目の前の、占拠されたという建物を前に、フドウとジロウは感慨深げに呟いた。
「『戦闘』の実地久しぶりっすねー。防衛優先でこっちまであんま回ってこないですもんね」
「個人的には『破壊』の実地も嫌いじゃないがな」
「そっすか?」
「ボーナスステージっぽい」
「ああ、車一方的に解体するのとか?」
無論、「実績」の蓄積は科単位でも存在する。
防衛科は、学園創設当時から花形として常に優秀な人材を輩出している科だ。
「衛る」為に、「魔法」を使う、社会常識的に実に真っ当な集団であると言える。
対して。
「何故……私が戦闘科などと一緒に……?!」
エリート達の戦闘科への評価と言えば、大方こんなもんであった。
先程、ジロウが実地の存在を告げた後現れたヨルムによって一緒くたに連れてこられた女生徒が、物凄く嫌そうに呟く。
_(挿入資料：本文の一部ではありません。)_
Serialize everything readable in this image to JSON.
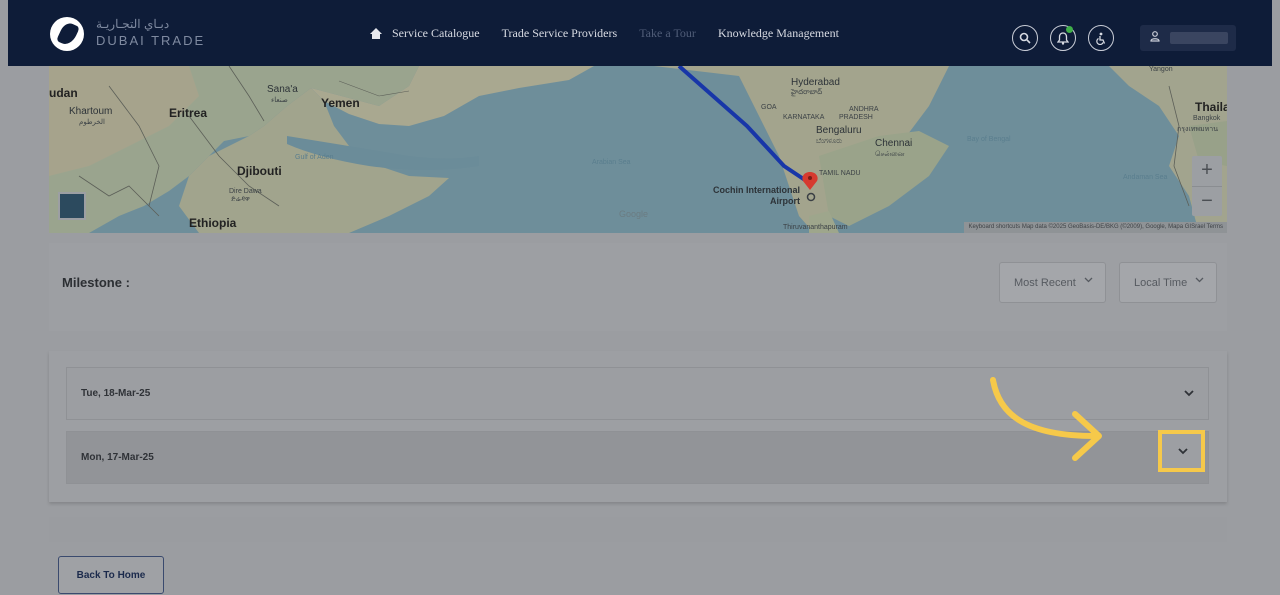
{
  "header": {
    "logo_arabic": "دبـاي التجـاريـة",
    "logo_english": "DUBAI TRADE",
    "nav": [
      {
        "label": "Service Catalogue",
        "icon": "home-icon"
      },
      {
        "label": "Trade Service Providers"
      },
      {
        "label": "Take a Tour"
      },
      {
        "label": "Knowledge Management"
      }
    ],
    "icons": [
      "search-icon",
      "notification-bell-icon",
      "accessibility-icon",
      "user-icon"
    ]
  },
  "map": {
    "labels": {
      "sudan": "udan",
      "khartoum": "Khartoum",
      "khartoum_ar": "الخرطوم",
      "eritrea": "Eritrea",
      "sanaa": "Sana'a",
      "sanaa_ar": "صنعاء",
      "yemen": "Yemen",
      "gulf_aden": "Gulf of Aden",
      "djibouti": "Djibouti",
      "dire_dawa": "Dire Dawa",
      "dire_dawa_local": "ድሬዳዋ",
      "ethiopia": "Ethiopia",
      "arabian_sea": "Arabian Sea",
      "hyderabad": "Hyderabad",
      "hyderabad_local": "హైదరాబాద్",
      "goa": "GOA",
      "andhra": "ANDHRA",
      "karnataka": "KARNATAKA",
      "pradesh": "PRADESH",
      "bengaluru": "Bengaluru",
      "bengaluru_local": "ಬೆಂಗಳೂರು",
      "chennai": "Chennai",
      "chennai_local": "சென்னை",
      "bay_bengal": "Bay of Bengal",
      "tamil_nadu": "TAMIL NADU",
      "cochin_1": "Cochin International",
      "cochin_2": "Airport",
      "thailand": "Thailan",
      "bangkok": "Bangkok",
      "bangkok_local": "กรุงเทพมหาน",
      "andaman": "Andaman Sea",
      "yangon": "Yangon",
      "thiruv": "Thiruvananthapuram"
    },
    "google": "Google",
    "zoom_in": "+",
    "zoom_out": "−",
    "attribution": "Keyboard shortcuts   Map data ©2025 GeoBasis-DE/BKG (©2009), Google, Mapa GISrael   Terms"
  },
  "milestone": {
    "title": "Milestone :",
    "sort_select": "Most Recent",
    "time_select": "Local Time"
  },
  "accordion": {
    "items": [
      {
        "date": "Tue, 18-Mar-25"
      },
      {
        "date": "Mon, 17-Mar-25"
      }
    ]
  },
  "back_button": "Back To Home",
  "colors": {
    "header_bg": "#0e1c38",
    "highlight": "#f6c94a",
    "route_line": "#1836a8",
    "pin": "#d63a2f"
  }
}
元々の認識に加え、移動中、何度かジロウに尻を撫でられたのが効いているらしい。
「まあそういうなエロ尻。『制圧』に関しては流石に貴様らより俺たちの方が得意だぞ?」
「誰がエロ尻だ無礼者が!! 私にはリルローズ・マーカスと言う名がちゃんとあるわ!!」
「まあ! 可愛いお名前!」
「……」
道中から、九分九厘、こんな感じである。
ジロウに煽られ、怒って何か言う度にサーシャの屈託の無い人懐っこさに出鼻を挫かれ、女生徒ーーローズは早くも疲れて来たようだ。
ヨルムが向き直り、フドウらの方へと寄ってくる。
「建物内部の見取り図をお渡しします。周りは別行動の三人が包囲しているので、あなた方は索敵、確保、もしくは燻り出しを担当してください」
言われて、フドウは用紙を受け取った。
ざっと見るに、所謂銀行型の、一気に進入し難いカウンター及び内部構造を持った施設だった。
地下は無く、隣の建物からは離れている。
なるほどこれなら、外部への逃亡の可能性は低かろう。
じっと紙を見るフドウに、後ろでぎゃーぎゃーと騒いでいる三人を見やっていたヨルムが不意に顔を寄せた。
フドウにだけ聞こえる声で、人の良さそうな声が囁く。
「仲良くね」
……従来的なモノの見方で失礼かと思うのだが、魔物にこの心配をされるのは、人間としてちょっとどうなんだとフドウは思った。
少し考え。
ふ、と短く息を吐き、大きな動作で振り返る。
パァン、と音を立てて手を打ち鳴らし、注目が集まったところでフドウは告げた。
「一年、フドウ・ビーです。専門は機械工作並びに操作。研究テーマは『魔力の直接的利用』。よろしくお願いします」
一息に言う。
く、と。
ジロウが喉の奥で笑ったのが分かった。
一歩引き、ジロウが腰のベルトから湾曲した細身の剣を引き抜く。
「二年、ジロウ・アキヤマ。専門は魔法剣術。卒論は『切断破壊における魔法優位性』。よろしく」
続いた自己紹介に、サーシャの顔がぱあっと輝いた。
「素敵!」
そう呟き、彼女は高々と右手を挙げる。
「この間転校してきました、サーシャ・ルナエルです! 一年生です! えっと、研究とかはこれから決めます! よろしくお願いします!」
そして、サーシャはきらきらとした瞳でじっと女生徒ーーリルローズを見やった。
一連の流れに毒気を完全に抜かれ、観念して彼女は同じように言葉を並べる。
「一年、リルローズ・マーカス。……よろしく」
最後に付け加えられた言葉に満足して、フドウはふうと息を吐いた。
何がしんどいってサブタイトルいちいちつけるのが一番しんどい。